特別支援の不思議な世界

高校教師だった私が特別支援学校勤務をきっかけに知ったこと考えたこと

進化論と発達障害

  優生思想は、進化論をベースに、生物の遺伝構造を改良することで人類の進歩を促そうとする社会思想であると考えることができる。ところが、ここには一つの誤謬がある。進化論の創始者であるC・ダーウィンが唱えたのは「適者生存説」であり、必ずしも優位の種が生き残ることを説いているわけではない。知的で強い種が環境に適応できずに絶滅し、劣等で弱い種が生き残る場合もあるのだ。

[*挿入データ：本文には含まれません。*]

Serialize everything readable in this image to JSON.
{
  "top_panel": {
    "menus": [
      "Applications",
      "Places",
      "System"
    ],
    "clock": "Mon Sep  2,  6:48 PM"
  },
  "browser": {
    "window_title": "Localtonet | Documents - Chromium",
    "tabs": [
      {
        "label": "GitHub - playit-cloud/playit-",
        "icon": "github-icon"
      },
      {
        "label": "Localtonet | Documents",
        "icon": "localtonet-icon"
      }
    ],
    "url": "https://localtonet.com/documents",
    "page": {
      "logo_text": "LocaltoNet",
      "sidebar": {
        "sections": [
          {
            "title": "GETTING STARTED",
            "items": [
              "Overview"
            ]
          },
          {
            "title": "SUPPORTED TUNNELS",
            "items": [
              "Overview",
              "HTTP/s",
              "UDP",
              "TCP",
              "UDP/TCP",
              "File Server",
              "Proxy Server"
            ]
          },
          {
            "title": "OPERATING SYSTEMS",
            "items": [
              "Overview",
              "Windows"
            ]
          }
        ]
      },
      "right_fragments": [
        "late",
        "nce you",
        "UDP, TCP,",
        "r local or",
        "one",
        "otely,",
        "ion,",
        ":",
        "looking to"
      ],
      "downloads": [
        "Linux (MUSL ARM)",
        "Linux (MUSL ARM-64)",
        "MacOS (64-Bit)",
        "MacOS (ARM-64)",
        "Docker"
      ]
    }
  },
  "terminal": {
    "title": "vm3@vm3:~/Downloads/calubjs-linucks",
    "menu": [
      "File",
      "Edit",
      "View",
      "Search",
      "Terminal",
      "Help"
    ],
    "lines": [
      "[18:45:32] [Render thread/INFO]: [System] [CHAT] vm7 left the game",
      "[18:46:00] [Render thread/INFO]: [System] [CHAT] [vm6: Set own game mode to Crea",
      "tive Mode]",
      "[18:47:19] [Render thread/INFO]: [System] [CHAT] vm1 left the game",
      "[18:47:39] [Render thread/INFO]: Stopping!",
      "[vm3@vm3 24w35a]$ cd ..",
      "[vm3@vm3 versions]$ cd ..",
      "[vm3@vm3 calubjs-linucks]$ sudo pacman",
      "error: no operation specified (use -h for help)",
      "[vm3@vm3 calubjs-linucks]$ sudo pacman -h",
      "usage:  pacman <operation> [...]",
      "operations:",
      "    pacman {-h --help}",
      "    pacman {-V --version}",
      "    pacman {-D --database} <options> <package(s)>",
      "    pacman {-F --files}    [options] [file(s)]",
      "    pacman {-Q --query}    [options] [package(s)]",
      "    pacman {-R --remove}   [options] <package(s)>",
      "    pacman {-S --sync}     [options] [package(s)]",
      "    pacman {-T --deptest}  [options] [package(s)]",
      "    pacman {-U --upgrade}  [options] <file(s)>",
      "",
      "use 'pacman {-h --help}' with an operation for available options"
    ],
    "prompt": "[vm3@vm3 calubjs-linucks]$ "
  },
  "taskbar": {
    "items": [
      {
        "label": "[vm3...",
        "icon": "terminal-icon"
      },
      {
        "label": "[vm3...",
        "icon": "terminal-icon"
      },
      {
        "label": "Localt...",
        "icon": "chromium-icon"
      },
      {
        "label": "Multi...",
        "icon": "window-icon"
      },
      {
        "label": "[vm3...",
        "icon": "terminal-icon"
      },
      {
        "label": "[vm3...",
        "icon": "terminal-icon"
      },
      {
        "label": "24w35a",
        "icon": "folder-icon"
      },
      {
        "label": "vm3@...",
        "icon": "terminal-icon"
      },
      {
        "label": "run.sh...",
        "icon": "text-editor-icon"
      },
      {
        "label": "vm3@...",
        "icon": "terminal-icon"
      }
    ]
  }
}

 進化論といえば、発達障害との関係を説く考え方がある。その特性が進化の過程で重要であった可能性があるという説だ。例えば、自閉症スペクトラム(ASD)の物への興味や細部へのこだわりは、気候や生活の場の微細な変化に気づき、天災などを予測して逃れることにつながったかもしれない。また、ADHDの大胆で危険を顧みない行動力は、新境地や新食材を開拓することにつながったかもしれない。必要でない形質が進化の過程で淘汰され、必要な形質が残っていくのだとすれば、発達障害が高頻度で存在していることは興味深い。

 一方、優生思想にはもう一つの誤謬がある。優生思想は人間を優劣で理解しようとするが、人間の優劣とは倫理や道徳など価値観の領域に関係するものであり、生物学的な問題とは次元を異にするということだ。